Before the war, Yuliia had been in Germany many times through school exchanges and as a child. Before the dissolution of the Soviet Union, she lived in Germany for four years, where she finished 9th grade. She also lived many years in Russia.
“I speak Russian with my husband and my daughter — it’s my mother tongue, besides Ukrainian, and it’s no problem to speak,” she said. Yuliia explains that the Soviet Union prohibited the Ukrainian language, but still her mother attended a Ukrainian school in Kyiv. Julia is ethnically Bulgarian. (Bulgarians are one of roughly 10 main minority groups living in South Ukraine.)
Yuliia says her mental health situation is still very complicated, as is that of her students.
“In class, I focus on German, grammar, words, dialogues — but no politics,” she tells Truthout. “When I mention the time in the cellar, my daughter gets aggressive and says that she does not want to talk about this topic,” Yuliia says.
She also doesn’t talk about politics with the students’ parents, who just ask how their children are doing in school.
“When the kids started school, they were very silent, they were afraid of other people, but now we’ve also seen happy kids, who smile and laugh,” she says. “I’m grateful that we can learn without danger, and that I can work here in my profession. We would have never dreamt about this possibility.”
In The Ukrainian School in Dresden, pupils don’t get grades, and after an assessment of their language competence, they can switch to regular schools. In order to get a report card before Ukrainian summer vacation, the kids had to learn online. “Now parents have to decide if they want to stay or return,” says Yuliia. “If they want to return, they should continue with the online classes; if not, they should focus on getting their children into the regular schools, as soon as possible.”

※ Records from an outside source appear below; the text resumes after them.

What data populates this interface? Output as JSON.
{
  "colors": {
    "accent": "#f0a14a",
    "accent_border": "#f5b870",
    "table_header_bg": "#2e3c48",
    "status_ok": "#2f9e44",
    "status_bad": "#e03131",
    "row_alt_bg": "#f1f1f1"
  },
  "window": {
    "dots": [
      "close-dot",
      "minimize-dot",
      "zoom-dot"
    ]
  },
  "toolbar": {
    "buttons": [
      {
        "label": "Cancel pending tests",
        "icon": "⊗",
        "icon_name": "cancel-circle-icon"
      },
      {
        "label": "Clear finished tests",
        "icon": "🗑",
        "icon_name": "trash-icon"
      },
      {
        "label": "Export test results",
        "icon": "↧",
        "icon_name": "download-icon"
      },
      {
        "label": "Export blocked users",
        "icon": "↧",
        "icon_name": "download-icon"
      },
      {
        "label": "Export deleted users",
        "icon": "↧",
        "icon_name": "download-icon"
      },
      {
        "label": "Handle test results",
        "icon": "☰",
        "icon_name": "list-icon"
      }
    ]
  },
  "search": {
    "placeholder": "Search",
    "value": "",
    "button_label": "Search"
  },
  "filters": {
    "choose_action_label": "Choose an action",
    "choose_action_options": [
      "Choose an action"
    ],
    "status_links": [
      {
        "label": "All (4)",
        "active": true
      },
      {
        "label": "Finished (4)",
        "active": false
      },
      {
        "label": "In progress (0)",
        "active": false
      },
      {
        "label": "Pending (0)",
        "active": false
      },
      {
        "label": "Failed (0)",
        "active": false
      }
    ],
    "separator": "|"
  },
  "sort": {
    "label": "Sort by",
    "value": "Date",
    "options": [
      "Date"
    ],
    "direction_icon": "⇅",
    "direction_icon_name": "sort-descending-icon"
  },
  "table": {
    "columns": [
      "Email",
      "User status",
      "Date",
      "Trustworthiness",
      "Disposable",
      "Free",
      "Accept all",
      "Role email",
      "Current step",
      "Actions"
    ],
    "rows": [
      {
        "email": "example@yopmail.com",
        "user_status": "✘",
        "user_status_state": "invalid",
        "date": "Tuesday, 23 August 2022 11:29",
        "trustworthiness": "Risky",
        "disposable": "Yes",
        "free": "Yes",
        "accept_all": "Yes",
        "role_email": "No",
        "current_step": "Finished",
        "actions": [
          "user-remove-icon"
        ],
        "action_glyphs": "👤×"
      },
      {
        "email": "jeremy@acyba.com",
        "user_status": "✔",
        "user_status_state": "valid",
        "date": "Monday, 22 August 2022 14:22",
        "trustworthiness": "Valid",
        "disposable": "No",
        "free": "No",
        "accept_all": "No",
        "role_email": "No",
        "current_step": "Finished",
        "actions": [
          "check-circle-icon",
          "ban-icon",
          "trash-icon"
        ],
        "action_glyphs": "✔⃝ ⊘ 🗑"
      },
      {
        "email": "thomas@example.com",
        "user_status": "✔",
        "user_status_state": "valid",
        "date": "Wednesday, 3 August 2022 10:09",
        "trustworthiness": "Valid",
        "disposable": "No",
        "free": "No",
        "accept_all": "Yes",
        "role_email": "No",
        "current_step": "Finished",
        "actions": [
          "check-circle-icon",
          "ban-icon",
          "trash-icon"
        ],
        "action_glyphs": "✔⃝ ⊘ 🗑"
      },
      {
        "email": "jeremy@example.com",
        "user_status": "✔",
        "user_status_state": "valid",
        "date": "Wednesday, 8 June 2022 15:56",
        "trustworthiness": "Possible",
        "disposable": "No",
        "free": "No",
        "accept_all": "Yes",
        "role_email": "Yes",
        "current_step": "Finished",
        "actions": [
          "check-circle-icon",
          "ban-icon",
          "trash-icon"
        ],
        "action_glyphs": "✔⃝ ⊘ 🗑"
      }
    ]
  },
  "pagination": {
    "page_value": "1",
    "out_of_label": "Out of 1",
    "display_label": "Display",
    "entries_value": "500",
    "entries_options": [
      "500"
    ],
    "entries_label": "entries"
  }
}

Olesa and Sofia are curious about switching schools. Sofia wants to study medicine in Berlin; Olesa’s dream is to work as a psychologist somewhere in Germany. They already speak a couple of languages, including Ukrainian, Russian, a little English and a little German. They say that the differences between Latin and Cyrillic letters are not difficult for them, as they have learned either English or German since 1st grade.
As the war goes on, more blood is shed, and more land becomes dead land. “Everything that happens is because of politics, not because of the people,” says Julia.